Ranch Country photography
by Robert McCune
Utah. October 2009. Part Five
In the Capital Reef National Park area of Utah, at an altitude of 6700 feet and about 40 miles east of Hell’s Backbone Restaurant in Boulder. The formation in the 1st photo is called The Egyptian Temple. Just around that curve at the bottom of the grade in the 2nd photo, the paved highway becomes a dirt road. A sign warns, “Road May Be Impassable When Wet”.
The 3rd photo is on an intersecting road to the abandoned Pleasant Creek Ranch (for sale in Oct. 2009). The creek crossing was typical of a “100” crossings SHADOW CATCHER has made over the past eleven years. Some of those crossings were made in the late spring or early summer, and because the sreams were high with run-off from snow melt, they were quite worrisome.
There’s one thing to keep in mind at every crossing where there's no bridge. Stop, get out, and have a careful look at the stream bottom. If it appears to be soft and muddy, or if the water is roiled and murky from a recent heavy rain, you might want to turn around. Better yet, make camp near the creek and see how it looks the next morning.
Another thing in crossing such creeks where you’ll have to come back that way later on; keep an eye on the sky if it’s clouding up. An hour of heavy rain in the upper reaches of such creeks would, later that day, increase the depth at the crossing considerably.
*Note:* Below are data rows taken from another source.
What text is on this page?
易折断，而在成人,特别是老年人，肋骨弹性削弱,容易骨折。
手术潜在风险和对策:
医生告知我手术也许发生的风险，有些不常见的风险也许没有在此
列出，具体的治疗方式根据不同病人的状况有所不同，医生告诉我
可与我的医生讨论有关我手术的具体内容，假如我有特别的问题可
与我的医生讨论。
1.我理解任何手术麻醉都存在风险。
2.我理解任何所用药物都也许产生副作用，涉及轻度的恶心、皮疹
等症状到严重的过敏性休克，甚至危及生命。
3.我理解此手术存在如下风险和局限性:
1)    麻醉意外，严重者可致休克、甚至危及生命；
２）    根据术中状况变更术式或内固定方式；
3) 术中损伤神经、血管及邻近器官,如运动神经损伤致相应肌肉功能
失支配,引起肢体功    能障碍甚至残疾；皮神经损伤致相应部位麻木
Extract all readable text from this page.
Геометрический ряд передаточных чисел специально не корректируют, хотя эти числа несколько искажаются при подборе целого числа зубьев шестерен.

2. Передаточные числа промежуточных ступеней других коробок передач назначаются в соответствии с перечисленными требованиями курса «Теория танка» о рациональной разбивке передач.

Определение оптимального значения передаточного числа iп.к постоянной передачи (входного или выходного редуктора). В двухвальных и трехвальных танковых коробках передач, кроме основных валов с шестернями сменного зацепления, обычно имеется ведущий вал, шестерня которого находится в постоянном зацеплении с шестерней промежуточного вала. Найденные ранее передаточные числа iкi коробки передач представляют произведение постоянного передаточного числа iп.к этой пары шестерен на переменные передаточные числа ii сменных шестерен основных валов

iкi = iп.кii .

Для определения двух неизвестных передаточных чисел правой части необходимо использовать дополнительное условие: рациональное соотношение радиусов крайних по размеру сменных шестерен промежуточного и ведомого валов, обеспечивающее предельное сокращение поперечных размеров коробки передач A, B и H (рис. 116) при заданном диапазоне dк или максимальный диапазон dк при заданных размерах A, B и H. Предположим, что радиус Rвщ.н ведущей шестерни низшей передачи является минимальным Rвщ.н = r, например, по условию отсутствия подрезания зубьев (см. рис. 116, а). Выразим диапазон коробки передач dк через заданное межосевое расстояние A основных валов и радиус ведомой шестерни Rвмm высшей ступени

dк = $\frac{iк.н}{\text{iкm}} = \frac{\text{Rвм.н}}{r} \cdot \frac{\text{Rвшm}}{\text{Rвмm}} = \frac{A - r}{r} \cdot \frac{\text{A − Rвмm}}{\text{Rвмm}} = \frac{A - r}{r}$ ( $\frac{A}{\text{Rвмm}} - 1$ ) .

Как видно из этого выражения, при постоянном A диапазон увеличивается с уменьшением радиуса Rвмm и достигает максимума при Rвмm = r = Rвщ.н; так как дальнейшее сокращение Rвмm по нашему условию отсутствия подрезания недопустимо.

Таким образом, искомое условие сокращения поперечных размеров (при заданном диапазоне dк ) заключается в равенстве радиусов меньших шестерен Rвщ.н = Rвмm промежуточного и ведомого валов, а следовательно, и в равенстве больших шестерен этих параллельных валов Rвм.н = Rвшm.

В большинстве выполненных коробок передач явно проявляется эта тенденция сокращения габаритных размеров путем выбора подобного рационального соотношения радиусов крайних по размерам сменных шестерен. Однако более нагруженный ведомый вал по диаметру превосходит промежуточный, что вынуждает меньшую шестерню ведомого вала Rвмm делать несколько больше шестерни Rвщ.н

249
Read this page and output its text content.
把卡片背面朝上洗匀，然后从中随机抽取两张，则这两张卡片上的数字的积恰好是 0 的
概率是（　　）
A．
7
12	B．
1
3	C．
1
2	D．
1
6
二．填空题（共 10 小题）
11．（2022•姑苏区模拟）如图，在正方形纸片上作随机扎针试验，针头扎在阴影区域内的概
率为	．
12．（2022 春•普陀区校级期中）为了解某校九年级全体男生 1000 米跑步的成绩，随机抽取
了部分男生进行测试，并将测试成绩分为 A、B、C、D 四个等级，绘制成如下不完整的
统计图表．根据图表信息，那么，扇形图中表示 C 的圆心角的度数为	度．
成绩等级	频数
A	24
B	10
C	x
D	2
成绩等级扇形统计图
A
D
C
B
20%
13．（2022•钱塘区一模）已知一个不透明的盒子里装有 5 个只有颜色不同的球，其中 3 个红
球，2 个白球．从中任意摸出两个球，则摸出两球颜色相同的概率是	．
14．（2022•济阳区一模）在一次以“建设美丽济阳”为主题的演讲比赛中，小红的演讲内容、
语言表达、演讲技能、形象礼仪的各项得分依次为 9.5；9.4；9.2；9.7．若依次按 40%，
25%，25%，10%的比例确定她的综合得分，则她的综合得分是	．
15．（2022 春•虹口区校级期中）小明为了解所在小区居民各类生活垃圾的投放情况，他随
As you can see in the third and fourth photos, there was good cause for me to be cautious about staying on that road too long.
The 4th photo is of a small part of the extensive system of buildings and corrals of the “For Sale” Pleasant Creek Ranch, all in a deteriorated and neglected condition.
During the shoot, it began to rain lightly. I whipped my hat off and placed it over the camera. Luckily it stopped raining after a couple of minutes. About placing my hat over the camera: I do that too, when shooting alongside a dirt road and a vehicle approaches, raising a cloud of dust.